On the other hand, a great number of epidemiological and clinical studies have suggested an inverse relationship between folate status and colon cancer risk, but the dose and timing of folate supplementation seem to be critical for a safe and effective prophylaxis. It appeared that high doses of supplemental folates (>20 times of the basal daily dietary requirement) and intervention after neoplastic foci did not produce preventive effects but, in some cases, enhanced colorectal carcinogenesis (Kim 2004). Meanwhile, a folate-deficient diet was shown to significantly decrease the incidence of adenocarcinomas and tumors in small intestine, but not adenomas and large intestinal tumors (Kim 2003).
Effects on antifolate drugs
A number of folate antagonists have been used in antifolate therapies, including methotrexate, pyrimethamine, phenytoin, clochicine, etc. Because of their abilities to suppress the growth of malignant tumors, some antifolate drugs are used to enhance cancer-fighting effects or to protect healthy cells in treatments of various cancers, e.g.

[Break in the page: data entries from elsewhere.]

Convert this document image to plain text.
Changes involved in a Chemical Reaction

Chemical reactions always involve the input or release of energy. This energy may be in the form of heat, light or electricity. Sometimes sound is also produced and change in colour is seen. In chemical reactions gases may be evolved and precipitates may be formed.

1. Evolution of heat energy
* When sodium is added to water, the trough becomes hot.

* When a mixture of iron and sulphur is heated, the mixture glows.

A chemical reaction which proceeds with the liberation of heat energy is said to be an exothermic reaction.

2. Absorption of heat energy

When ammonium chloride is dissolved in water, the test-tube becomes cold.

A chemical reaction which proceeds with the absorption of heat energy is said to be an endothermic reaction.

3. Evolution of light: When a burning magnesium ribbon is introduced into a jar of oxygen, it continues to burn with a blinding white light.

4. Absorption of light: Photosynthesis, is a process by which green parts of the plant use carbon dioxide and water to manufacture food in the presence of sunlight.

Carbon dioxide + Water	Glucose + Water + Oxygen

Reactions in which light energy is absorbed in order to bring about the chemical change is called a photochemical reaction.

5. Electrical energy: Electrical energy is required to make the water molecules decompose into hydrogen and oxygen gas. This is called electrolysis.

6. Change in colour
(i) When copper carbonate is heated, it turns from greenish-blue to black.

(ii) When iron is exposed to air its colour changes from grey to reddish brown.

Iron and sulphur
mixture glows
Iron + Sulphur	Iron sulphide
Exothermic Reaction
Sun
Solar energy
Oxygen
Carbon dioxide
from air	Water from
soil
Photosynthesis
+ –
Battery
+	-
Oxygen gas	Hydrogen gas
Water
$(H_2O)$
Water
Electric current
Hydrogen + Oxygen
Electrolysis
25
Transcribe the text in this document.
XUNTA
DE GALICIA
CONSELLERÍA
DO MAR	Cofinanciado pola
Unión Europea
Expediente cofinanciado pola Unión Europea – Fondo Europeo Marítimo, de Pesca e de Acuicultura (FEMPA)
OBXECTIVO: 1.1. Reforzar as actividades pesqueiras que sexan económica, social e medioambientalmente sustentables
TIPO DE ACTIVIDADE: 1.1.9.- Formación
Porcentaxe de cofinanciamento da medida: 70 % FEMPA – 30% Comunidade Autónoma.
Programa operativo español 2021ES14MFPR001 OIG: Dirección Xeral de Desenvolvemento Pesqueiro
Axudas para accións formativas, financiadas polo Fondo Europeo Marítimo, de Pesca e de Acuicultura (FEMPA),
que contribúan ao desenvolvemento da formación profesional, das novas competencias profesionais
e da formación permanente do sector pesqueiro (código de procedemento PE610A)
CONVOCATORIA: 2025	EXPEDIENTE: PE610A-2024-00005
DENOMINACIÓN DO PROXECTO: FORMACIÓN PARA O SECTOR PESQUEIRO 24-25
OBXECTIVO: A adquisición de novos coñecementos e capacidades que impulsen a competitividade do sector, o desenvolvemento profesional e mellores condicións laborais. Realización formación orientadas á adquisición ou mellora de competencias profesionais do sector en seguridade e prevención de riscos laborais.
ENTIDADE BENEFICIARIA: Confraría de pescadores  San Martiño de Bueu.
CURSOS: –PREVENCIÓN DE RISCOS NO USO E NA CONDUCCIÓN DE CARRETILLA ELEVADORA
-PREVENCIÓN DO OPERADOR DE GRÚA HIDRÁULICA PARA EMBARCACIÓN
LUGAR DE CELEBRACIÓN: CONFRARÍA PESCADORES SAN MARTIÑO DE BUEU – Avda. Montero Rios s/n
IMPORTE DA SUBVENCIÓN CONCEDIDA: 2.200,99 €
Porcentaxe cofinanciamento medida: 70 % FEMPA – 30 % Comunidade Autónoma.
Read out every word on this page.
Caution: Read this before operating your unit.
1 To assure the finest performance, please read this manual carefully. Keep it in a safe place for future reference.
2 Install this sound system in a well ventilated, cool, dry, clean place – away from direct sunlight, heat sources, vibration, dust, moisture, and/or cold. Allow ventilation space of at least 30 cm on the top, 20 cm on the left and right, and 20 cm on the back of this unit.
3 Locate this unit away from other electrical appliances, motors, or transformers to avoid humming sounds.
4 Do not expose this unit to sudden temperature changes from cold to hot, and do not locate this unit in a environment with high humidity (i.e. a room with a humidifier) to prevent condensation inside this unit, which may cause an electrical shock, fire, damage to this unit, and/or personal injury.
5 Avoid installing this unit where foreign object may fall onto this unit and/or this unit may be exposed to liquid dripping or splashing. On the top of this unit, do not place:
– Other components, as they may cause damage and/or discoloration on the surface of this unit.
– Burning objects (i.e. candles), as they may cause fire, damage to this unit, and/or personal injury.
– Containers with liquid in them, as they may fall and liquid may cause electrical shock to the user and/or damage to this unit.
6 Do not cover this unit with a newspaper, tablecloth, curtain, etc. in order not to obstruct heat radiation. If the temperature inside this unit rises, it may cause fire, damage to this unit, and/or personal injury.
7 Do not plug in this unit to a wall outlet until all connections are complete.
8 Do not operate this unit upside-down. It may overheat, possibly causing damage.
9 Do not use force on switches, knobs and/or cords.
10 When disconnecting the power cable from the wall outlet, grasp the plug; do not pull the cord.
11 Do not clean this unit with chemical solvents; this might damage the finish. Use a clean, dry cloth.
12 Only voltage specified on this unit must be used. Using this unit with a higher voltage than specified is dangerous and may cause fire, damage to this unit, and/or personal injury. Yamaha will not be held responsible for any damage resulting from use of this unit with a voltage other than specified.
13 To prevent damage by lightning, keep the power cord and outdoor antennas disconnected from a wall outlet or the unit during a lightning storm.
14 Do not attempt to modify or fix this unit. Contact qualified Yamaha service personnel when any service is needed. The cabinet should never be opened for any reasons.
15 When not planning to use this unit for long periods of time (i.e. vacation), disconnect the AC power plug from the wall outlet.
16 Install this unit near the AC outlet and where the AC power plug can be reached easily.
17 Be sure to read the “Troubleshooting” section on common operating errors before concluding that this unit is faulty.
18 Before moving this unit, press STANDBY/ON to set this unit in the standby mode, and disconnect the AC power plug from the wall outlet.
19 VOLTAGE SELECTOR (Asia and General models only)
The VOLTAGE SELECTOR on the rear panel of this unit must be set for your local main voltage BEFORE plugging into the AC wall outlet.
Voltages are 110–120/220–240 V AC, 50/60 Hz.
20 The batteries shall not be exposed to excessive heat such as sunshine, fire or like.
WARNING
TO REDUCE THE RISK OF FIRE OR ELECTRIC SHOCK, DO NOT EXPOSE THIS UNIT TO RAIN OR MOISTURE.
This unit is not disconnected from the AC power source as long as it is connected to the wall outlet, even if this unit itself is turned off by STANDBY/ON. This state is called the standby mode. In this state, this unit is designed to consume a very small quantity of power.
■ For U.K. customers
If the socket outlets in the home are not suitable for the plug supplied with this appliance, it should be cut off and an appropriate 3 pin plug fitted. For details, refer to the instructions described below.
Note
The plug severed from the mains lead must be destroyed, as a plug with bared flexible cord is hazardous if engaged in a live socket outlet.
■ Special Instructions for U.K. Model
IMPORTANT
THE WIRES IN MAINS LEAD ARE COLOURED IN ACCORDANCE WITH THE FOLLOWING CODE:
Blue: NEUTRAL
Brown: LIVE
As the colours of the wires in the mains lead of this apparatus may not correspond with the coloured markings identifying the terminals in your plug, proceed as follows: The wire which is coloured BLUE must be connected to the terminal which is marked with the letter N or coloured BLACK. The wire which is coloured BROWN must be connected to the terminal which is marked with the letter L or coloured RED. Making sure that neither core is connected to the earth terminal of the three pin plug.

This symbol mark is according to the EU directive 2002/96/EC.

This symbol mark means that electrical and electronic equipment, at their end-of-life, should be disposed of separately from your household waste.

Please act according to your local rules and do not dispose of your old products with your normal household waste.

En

leukemia, non-Hodgkin’s lymphoma, breast cancer, bladder cancer. Other diseases employing antifolate medications include rheumatoid arthritis, bronchial asthma, psoriasis, bacterial infections and so on (SCF 2000). The antifolate drugs can directly interfere with folic acid metabolism. On the other hand, folic acid supplement may decrease patients’
serum level of phenytoin−a commonly-used antiepileptic, and may consequently increase seizure frequency. Furthermore, the methotrexate efficacy in rheumatoid arthritis treatment might be reduced by high doses of folinic acid (Campbell 1996).